La fragancia se eleva para bailar - Capítulo 8

Capítulo 8

Après avoir parlé, il regarda Xiaoyue, leurs regards se croisèrent, et Shen Xinghai ressentit inexplicablement un léger trouble. Xiaoyue hésita un instant, puis hocha doucement la tête.

Xiao Dao se tenait là, les mains derrière le dos, observant sans dire un mot.

La servante qui se trouvait à côté de Liu Ruyue tendit la main et brandit la lanterne en forme de pastèque, souriant et disant à Xiaoyue : « Merci de vous en être séparée, Mademoiselle Xiaoyue. »

Le regard de Xiaoyue restait fixé sur la lampe.

En voyant cela, Liu Ruyue s'empressa de dire : « Mademoiselle Xiaoyue, que diriez-vous que je vous apporte une magnifique lanterne de palais demain en échange ? »

Xiaoyue ne dit rien ; elle préférait la lanterne en forme de pastèque que Xiaodao avait fabriquée à la main.

Shen Xinghai se tenait à l'écart, évitant inconsciemment de regarder Xiaoyue, mais il remarqua que Xiaodao lui souriait d'un air significatif.

Shen Xinghai se sentit un peu mal à l'aise en entendant son rire. Cette fille était très rusée et semblait capable de lire dans ses pensées d'un simple coup d'œil, ce qui le mettait mal à l'aise.

Soudain, la bonne s'exclama : « Oh là là ! »

Puis, avec un craquement, la lanterne en forme de pastèque tomba au sol et se brisa. La servante secoua la main en disant : « Qu'elle est chaude ! » tout en suppliant Liu Ruyue : « Princesse, je ne l'ai pas fait exprès. »

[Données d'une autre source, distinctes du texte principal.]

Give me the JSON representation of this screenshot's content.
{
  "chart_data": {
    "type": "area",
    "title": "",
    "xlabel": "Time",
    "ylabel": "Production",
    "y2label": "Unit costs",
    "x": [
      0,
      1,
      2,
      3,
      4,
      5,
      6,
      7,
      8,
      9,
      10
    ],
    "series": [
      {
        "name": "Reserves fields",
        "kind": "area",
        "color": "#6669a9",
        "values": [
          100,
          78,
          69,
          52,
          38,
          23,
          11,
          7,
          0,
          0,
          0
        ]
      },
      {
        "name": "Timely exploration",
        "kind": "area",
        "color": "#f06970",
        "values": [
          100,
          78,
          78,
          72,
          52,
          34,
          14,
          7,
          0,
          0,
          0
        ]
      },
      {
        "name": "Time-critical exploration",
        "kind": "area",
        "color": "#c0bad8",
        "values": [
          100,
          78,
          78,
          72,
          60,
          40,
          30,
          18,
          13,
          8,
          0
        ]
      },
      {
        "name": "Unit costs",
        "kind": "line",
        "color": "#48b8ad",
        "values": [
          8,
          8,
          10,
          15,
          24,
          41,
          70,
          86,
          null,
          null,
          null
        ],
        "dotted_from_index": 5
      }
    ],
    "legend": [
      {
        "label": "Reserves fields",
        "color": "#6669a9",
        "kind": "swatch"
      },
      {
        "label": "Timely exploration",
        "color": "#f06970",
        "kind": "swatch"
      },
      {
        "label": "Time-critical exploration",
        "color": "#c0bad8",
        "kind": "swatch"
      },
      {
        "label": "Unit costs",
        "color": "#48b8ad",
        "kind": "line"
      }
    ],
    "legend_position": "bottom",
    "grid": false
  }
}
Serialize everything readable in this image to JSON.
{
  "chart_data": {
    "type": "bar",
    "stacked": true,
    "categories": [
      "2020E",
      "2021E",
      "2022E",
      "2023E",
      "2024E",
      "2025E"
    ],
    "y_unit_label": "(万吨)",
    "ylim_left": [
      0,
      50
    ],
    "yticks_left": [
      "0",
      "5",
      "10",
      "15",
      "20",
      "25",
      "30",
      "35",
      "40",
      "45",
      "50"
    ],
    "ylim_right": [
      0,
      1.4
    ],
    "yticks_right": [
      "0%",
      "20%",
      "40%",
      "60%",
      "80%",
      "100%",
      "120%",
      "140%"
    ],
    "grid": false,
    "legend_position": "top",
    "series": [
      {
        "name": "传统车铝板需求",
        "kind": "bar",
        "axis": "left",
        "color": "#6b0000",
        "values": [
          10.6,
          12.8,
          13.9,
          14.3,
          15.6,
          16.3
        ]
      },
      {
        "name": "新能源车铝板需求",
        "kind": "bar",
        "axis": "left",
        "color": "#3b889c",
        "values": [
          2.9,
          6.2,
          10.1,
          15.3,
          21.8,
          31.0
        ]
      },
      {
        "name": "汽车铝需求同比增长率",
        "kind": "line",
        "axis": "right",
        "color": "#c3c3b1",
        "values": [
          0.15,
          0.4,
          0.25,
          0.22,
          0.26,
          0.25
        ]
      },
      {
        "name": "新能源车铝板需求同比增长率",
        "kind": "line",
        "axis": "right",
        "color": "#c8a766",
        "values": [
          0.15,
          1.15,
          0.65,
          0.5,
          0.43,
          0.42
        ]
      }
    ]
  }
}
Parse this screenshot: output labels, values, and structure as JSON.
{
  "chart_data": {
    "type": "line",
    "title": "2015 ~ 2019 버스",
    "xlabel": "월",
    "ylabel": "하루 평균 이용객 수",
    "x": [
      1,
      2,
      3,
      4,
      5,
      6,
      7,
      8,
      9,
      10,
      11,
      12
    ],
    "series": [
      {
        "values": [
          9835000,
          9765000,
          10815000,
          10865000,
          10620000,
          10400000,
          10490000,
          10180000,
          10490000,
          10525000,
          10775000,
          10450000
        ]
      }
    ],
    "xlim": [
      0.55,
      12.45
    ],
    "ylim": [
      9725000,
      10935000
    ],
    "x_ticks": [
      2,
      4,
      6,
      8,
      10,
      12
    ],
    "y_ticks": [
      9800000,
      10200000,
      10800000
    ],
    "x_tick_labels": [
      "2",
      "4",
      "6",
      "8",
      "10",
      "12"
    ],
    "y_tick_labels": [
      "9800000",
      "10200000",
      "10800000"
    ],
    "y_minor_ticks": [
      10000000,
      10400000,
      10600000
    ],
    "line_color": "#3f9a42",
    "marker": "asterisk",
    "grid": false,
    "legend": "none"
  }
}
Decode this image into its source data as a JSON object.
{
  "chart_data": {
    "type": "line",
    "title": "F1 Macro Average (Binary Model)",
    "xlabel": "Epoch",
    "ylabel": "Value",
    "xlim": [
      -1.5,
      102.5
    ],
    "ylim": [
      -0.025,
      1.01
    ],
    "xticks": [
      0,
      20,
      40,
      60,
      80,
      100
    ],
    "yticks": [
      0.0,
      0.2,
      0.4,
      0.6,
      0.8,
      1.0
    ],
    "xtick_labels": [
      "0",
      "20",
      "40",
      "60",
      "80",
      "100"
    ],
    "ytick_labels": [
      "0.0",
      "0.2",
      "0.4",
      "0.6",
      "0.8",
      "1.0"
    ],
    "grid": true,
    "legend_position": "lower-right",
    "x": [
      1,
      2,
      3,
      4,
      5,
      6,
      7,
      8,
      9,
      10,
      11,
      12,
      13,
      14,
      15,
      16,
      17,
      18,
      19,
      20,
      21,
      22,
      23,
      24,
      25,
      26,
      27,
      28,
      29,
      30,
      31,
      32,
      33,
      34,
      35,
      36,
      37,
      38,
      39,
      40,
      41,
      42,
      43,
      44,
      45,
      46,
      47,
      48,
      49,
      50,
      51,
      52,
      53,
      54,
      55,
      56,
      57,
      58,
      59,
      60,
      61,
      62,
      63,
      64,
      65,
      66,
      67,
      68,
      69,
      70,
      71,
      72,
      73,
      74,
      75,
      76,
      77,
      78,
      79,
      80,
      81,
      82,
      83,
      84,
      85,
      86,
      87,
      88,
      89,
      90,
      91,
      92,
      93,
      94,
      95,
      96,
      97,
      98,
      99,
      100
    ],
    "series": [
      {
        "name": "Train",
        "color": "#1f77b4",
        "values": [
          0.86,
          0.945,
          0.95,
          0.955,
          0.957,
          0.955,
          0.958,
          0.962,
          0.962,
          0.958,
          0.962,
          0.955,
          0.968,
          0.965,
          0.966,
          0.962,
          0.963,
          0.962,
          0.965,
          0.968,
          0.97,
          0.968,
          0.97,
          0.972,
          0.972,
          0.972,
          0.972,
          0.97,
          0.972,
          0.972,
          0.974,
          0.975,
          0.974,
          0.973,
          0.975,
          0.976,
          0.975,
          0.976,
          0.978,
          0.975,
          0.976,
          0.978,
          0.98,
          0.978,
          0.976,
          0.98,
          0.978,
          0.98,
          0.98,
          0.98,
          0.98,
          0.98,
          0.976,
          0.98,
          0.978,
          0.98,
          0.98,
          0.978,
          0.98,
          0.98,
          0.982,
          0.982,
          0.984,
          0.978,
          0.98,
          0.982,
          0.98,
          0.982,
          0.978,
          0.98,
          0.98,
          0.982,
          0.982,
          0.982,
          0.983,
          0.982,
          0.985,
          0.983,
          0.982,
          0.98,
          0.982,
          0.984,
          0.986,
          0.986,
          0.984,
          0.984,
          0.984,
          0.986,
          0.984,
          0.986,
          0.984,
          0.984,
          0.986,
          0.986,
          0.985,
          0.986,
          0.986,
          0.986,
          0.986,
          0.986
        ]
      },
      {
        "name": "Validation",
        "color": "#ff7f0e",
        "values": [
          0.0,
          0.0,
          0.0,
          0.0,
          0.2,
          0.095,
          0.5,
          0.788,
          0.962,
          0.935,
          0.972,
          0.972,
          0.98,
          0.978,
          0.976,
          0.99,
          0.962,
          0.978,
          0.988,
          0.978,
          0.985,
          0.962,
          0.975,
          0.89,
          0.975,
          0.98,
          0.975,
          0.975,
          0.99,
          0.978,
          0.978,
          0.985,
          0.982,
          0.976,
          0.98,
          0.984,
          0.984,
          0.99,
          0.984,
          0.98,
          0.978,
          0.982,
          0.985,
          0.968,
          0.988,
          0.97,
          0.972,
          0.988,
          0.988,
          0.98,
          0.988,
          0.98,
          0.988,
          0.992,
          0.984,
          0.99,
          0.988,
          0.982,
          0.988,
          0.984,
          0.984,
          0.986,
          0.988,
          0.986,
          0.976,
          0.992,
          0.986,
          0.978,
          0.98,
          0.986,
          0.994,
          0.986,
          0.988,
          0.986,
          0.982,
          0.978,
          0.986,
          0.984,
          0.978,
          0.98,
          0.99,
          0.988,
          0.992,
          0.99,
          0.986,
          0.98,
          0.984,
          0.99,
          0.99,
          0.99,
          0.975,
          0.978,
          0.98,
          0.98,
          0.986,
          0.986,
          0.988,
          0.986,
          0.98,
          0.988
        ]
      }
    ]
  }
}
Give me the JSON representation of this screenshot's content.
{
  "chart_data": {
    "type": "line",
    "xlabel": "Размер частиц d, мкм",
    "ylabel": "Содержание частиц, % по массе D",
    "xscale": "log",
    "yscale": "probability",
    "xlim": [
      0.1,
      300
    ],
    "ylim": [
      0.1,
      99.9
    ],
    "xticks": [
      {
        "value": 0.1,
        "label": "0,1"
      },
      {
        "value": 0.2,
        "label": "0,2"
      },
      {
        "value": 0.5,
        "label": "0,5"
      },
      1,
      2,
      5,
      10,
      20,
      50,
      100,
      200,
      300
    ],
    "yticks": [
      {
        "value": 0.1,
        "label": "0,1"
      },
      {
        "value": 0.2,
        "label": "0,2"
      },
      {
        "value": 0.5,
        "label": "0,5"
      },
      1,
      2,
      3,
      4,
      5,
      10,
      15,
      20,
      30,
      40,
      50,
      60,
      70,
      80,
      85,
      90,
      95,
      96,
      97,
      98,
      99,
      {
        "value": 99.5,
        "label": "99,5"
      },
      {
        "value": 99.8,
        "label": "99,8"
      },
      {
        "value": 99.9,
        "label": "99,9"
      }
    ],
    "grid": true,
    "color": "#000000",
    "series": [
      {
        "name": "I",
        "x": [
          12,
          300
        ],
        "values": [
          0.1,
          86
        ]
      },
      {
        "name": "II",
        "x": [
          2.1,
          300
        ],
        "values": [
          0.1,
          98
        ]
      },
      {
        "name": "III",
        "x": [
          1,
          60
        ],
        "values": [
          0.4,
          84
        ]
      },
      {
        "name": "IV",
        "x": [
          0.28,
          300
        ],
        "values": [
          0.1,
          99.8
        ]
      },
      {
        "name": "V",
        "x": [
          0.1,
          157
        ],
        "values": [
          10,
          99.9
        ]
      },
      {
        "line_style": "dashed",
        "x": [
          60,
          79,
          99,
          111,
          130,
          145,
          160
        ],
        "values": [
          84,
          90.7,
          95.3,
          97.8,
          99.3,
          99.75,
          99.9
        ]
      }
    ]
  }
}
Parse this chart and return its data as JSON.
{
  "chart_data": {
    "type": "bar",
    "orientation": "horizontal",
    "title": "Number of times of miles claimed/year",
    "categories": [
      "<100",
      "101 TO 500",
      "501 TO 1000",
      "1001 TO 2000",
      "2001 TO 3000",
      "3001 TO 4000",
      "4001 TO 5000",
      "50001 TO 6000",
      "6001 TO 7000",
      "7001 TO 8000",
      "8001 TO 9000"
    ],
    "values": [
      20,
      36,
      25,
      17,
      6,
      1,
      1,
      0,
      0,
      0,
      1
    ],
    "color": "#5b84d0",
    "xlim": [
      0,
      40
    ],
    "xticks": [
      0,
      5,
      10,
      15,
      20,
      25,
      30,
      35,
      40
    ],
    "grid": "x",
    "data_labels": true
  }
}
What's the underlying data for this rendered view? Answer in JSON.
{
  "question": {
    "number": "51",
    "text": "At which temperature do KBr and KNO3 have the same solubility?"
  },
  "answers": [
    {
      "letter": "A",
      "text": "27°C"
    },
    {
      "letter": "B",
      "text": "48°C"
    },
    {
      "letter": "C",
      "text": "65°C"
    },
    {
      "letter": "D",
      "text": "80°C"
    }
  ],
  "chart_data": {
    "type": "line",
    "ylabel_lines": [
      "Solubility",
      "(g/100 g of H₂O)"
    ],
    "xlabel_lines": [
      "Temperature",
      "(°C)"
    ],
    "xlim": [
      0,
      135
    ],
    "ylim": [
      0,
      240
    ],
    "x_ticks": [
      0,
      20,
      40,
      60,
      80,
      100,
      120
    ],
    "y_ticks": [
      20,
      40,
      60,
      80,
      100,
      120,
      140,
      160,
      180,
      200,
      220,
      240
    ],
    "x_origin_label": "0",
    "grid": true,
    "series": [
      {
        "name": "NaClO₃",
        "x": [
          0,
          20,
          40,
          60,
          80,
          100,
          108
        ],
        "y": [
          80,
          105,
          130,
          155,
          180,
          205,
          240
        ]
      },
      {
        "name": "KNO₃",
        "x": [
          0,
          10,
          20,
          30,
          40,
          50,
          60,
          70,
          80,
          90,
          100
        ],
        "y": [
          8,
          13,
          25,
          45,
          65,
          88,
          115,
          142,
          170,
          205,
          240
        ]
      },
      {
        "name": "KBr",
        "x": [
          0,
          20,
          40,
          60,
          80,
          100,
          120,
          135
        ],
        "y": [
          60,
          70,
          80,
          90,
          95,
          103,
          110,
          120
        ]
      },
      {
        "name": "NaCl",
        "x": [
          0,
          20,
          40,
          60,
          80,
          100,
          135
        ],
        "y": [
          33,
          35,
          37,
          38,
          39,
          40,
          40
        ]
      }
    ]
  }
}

Liu Ruyue la foudroya du regard : « Comment peux-tu être aussi insouciante ! »

« Cette lampe était brûlante », murmura la servante. « Heureusement, la princesse ne la tenait pas. »

Xiao Dao se tourna vers Xiao Yue et la vit contempler avec une attention particulièrement captivée la lanterne en forme de pastèque brisée au sol. Xiao Dao ne put s'empêcher de sourire, attirant le regard de Liu Ruyue vers Shen Xinghai.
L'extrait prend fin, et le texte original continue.